Vinson Cunningham, New Yorker, 15 May 2017
The most energetic but also the most frustrating section of ‘Talking Back’ is a short treatise on the word ‘nigga.’ McWhorter takes the customary care in distinguishing the word from its uglier, older cousin, ‘nigger,’ but he pushes the distinction further than most: for McWhorter, these are not simply two separate English words, let alone two pronunciations of the same word; they are, rather, words that belong to two different dialects. ‘Nigger is Standard English and nigga is Black English,’ he writes, matter-of-factly. ‘Nigga means ‘You’re one of us.’ Nigger doesn’t.’
This interpretation helps to explain the odd power that ‘nigga’ wields over blacks and whites alike when said aloud. Richard Pryor’s use of it in his standup act in the seventies was radical not simply because street lingo had made its way onto the stage: Pryor had swung open the door between alternate cultural dimensions. Blacks suddenly felt at home – ’up in the comedy club,’ somebody might have said – and whites relished the brief peek into a room they rarely saw. Something similar happened, and keeps on happening, with hip-hop, many of whose practitioners use the N-word as a kind of challenge to white enthusiasts. It’s become a familiar joke: when the music’s loud, and emotions are high, who dares recite, in full, the lyric that eventually alights on ‘nigga’?

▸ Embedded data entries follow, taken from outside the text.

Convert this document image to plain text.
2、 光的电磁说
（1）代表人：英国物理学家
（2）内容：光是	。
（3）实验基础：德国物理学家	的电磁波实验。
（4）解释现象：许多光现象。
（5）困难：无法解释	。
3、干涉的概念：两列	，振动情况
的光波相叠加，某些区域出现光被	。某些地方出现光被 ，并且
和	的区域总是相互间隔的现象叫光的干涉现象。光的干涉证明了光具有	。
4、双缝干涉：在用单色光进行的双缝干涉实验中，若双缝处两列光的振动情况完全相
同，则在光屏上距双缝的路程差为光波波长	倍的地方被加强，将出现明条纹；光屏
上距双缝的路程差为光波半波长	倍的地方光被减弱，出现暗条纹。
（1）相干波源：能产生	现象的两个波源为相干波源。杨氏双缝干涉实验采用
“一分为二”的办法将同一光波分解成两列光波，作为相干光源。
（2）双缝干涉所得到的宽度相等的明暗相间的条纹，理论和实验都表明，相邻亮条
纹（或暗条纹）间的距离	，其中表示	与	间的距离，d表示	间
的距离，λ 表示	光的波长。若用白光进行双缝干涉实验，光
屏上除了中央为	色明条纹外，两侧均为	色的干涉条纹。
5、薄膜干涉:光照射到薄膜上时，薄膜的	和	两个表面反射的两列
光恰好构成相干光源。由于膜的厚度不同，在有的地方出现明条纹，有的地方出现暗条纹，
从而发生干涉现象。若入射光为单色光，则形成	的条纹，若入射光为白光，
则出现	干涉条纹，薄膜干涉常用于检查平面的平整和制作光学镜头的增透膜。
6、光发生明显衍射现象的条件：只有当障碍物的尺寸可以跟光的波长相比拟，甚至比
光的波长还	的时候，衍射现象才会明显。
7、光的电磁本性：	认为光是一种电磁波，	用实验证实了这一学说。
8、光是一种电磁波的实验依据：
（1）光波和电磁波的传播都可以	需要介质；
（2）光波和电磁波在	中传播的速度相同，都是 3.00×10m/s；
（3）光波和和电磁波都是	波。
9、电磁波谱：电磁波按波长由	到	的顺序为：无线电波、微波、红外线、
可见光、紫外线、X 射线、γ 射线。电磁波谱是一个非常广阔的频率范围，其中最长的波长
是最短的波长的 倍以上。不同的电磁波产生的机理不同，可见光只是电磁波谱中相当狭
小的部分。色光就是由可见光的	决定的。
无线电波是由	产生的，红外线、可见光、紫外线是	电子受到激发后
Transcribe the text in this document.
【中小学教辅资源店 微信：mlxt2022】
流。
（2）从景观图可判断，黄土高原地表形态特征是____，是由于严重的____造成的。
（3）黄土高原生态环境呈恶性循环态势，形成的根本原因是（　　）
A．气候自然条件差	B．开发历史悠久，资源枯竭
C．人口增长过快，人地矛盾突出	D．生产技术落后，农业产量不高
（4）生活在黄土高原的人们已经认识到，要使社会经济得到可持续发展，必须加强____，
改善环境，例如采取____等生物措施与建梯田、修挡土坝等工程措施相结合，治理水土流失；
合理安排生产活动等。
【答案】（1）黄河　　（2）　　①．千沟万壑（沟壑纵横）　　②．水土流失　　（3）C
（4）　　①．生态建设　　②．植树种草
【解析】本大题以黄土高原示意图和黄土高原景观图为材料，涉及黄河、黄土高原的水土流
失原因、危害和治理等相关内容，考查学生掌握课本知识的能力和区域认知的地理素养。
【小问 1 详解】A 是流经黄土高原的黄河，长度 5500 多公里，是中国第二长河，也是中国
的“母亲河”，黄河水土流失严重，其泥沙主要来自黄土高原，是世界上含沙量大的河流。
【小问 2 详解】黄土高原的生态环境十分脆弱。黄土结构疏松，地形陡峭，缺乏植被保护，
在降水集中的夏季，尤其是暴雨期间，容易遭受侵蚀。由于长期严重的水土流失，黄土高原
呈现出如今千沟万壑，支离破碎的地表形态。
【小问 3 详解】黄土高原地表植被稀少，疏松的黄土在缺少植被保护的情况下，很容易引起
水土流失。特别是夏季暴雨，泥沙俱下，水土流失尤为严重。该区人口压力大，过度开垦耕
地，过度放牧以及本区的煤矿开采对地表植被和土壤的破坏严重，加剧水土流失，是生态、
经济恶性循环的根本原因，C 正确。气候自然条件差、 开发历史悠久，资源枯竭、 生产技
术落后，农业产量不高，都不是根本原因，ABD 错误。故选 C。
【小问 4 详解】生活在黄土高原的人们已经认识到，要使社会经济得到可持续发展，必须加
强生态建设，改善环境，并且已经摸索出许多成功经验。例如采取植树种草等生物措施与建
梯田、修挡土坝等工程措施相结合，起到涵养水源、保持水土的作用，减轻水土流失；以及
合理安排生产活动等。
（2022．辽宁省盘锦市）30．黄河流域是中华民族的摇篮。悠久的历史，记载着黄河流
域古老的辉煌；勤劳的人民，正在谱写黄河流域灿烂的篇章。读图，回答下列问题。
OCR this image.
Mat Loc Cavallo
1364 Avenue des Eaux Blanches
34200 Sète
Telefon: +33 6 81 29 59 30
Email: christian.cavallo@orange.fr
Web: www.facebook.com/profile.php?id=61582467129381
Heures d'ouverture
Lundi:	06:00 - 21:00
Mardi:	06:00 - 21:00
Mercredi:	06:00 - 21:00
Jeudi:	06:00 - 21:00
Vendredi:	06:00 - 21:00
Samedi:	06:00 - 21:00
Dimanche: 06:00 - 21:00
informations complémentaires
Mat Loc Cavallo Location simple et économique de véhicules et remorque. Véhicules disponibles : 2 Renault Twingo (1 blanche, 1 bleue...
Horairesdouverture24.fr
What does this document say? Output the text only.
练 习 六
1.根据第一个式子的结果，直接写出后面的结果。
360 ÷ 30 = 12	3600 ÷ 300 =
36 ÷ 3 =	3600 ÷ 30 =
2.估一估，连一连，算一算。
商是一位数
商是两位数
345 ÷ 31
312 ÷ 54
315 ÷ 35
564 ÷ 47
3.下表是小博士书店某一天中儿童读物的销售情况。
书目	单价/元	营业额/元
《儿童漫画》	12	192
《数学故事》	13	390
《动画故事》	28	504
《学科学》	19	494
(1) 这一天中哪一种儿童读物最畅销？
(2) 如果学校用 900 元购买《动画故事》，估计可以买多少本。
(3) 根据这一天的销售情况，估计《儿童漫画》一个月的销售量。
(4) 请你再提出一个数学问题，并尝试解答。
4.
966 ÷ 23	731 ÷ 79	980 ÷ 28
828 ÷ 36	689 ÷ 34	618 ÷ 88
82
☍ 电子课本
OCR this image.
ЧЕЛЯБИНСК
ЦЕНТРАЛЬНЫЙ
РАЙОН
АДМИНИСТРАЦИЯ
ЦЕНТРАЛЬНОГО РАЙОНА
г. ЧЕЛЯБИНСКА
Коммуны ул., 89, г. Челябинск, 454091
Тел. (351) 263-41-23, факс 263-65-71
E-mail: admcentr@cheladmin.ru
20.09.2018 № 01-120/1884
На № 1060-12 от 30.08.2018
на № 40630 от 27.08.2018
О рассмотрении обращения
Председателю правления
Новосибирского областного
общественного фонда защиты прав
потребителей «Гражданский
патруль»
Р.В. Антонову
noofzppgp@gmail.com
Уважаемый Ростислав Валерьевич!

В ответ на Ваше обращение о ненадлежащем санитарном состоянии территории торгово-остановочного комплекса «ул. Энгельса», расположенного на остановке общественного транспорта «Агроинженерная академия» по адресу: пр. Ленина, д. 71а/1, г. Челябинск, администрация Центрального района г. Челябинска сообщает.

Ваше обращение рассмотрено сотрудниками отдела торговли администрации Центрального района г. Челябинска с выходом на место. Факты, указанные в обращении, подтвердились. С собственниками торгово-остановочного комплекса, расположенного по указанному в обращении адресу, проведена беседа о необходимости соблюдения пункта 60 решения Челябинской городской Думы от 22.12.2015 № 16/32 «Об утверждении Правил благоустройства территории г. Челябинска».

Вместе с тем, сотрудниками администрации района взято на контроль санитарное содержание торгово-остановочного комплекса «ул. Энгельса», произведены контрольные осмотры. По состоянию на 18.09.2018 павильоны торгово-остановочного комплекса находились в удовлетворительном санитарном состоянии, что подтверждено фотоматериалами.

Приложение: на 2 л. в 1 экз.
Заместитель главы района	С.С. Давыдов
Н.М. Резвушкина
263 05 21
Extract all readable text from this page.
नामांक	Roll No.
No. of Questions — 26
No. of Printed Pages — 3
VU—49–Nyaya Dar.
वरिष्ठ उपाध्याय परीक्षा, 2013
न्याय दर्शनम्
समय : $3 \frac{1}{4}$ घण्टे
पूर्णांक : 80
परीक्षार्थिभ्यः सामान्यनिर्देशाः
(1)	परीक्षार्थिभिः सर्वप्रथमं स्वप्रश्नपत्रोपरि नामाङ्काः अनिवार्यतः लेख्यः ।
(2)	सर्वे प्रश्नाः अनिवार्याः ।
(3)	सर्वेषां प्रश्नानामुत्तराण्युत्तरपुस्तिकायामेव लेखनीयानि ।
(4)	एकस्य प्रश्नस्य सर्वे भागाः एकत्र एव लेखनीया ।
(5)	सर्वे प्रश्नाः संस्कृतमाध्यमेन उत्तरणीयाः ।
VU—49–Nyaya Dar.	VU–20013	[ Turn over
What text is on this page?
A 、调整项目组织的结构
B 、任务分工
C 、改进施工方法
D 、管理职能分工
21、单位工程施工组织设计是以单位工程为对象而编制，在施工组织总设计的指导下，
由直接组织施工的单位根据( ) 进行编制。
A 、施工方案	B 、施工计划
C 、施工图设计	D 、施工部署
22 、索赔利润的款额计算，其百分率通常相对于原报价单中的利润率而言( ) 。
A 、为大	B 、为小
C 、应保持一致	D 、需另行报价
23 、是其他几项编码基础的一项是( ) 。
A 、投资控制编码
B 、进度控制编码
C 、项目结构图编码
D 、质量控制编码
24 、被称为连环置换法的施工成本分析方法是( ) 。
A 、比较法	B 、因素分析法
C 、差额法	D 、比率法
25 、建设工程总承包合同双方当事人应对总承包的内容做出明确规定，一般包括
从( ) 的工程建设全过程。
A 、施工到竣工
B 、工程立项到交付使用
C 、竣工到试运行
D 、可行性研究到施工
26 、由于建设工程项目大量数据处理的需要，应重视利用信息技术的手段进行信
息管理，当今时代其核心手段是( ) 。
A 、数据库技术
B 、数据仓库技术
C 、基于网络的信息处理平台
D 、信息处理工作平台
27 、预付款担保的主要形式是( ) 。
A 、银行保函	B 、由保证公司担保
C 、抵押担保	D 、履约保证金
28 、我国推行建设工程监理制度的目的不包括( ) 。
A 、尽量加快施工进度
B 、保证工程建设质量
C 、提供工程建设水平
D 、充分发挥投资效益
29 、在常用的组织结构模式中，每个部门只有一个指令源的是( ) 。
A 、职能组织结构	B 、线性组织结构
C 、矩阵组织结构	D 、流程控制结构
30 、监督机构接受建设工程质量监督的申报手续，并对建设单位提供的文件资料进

That ‘nigga’ is not only one of our most controversial words but also one of our funniest is revealing, and worth puzzling over. McWhorter doesn’t allow himself the pleasure. The word’s power – and therefore its coherence, its licitness as language – is impossible to understand without a glance at the history of race-rooted subjugation in America. The emergence of Black English is owed in part to straightforwardly linguistic factors: McWhorter convincingly cites the phenomenon of recently enslaved adults straining to learn a new language, plus a syncretistic importation of vocal gestures picked up along the trail of forced migration. But it also developed as a covert, often defiant response to the surveillance state of slavery. Grammatical nuance, new vocabulary, subtleties of tone – these were verbal expressions of racism’s mind-splitting crucible, what WEB Du Bois called ‘double consciousness.’ As Henry Louis Gates, Jr., has written, black vernacular is a literary development as well as a linguistic one. ‘The black tradition’ – from ring shouts to Ralph Ellison – ‘is double-voiced,’ Gates writes, in the introduction to his seminal study, ‘The Signifying Monkey,’ echoing Du Bois. The humor associated with black language play – with jokers like Pryor and Bernie Mac – directly descends from this multivocal tradition, and from the trouble that made it necessary.